“How nice it must be to be a bird! If legs are no good, why cannot one have wings? People have wings when they die—perhaps; I wish I were dead, that I do. I am so tired, so tired; and nobody cares for me. Nobody ever did care for me, except perhaps my godmother. Godmother, dear, have you quite forsaken me?”

He stretched himself wearily, gathered himself up, and dropped his head upon his hands; as he did so, he felt somebody kiss him at the back of his neck, and, turning, found that he was resting, not on the sofa pillows, but on a warm shoulder—that of the little old woman clothed in gray.

How glad he was to see her! How he looked into her kind eyes and felt her hands, to see if she were all real and alive! then put both his arms round her neck, and kissed her as if he would never have done kissing.

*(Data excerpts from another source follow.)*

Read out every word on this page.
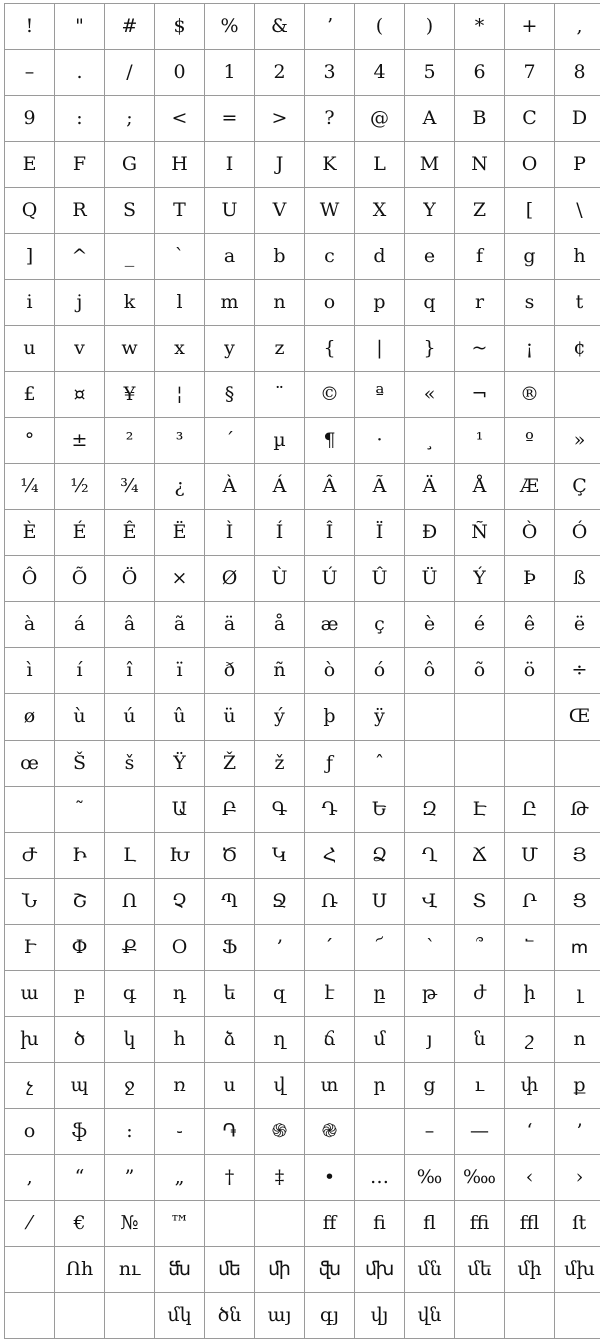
!	"	#	$	%	&	ʼ	(	)	*	+	,
–	.	/	0	1	2	3	4	5	6	7	8
9	:	;	<	=	>	?	@	A	B	C	D
E	F	G	H	I	J	K	L	M	N	O	P
Q	R	S	T	U	V	W	X	Y	Z	[	\
]	^	_	`	a	b	c	d	e	f	g	h
i	j	k	l	m	n	o	p	q	r	s	t
u	v	w	x	y	z	{	|	}	~	¡	¢
£	¤	¥	¦	§	¨	©	ª	«	¬	®	
°	±	²	³	´	µ	¶	·	¸	¹	º	»
¼	½	¾	¿	À	Á	Â	Ã	Ä	Å	Æ	Ç
È	É	Ê	Ë	Ì	Í	Î	Ï	Ð	Ñ	Ò	Ó
Ô	Õ	Ö	×	Ø	Ù	Ú	Û	Ü	Ý	Þ	ß
à	á	â	ã	ä	å	æ	ç	è	é	ê	ë
ì	í	î	ï	ð	ñ	ò	ó	ô	õ	ö	÷
ø	ù	ú	û	ü	ý	þ	ÿ				Œ
œ	Š	š	Ÿ	Ž	ž	ƒ	ˆ				
	˜		Ա	Բ	Գ	Դ	Ե	Զ	Է	Ը	Թ
Ժ	Ի	Լ	Խ	Ծ	Կ	Հ	Ձ	Ղ	Ճ	Մ	Յ
Ն	Շ	Ո	Չ	Պ	Ջ	Ռ	Ս	Վ	Տ	Ր	Ց
Ւ	Փ	Ք	Օ	Ֆ	՚	՛	՜	՝	՞	՟	ՠ
ա	բ	գ	դ	ե	զ	է	ը	թ	ժ	ի	լ
խ	ծ	կ	հ	ձ	ղ	ճ	մ	յ	ն	շ	ո
չ	պ	ջ	ռ	ս	վ	տ	ր	ց	ւ	փ	ք
օ	ֆ	։	֊	֏	֍	֎		–	—	‘	’
‚	“	”	„	†	‡	•	…	‰	‱	‹	›
⁄	€	№	™			ﬀ	ﬁ	ﬂ	ﬃ	ﬄ	ﬅ
	Ոh	ու	ﬓ	ﬔ	ﬕ	ﬖ	ﬗ	մն	մե	մի	մխ
			մկ	ծն	այ	գյ	վյ	վն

“Stop, stop!” cried she, pretending to be smothered. “I see you have not forgotten my teachings. Kissing is a good thing—in moderation. Only just let me have breath to speak one word.”

“A dozen!” he said.

“Well, then, tell me all that has happened to you since I saw you—or, rather, since you saw me, which is quite a different thing.”

“Nothing has happened—nothing ever does happen to me,” answered the Prince dolefully.

“And are you very dull, my boy?”

“So dull that I was just thinking whether I could not jump down to the bottom of the tower, like my white kitten.”

“Don't do that, not being a white kitten.”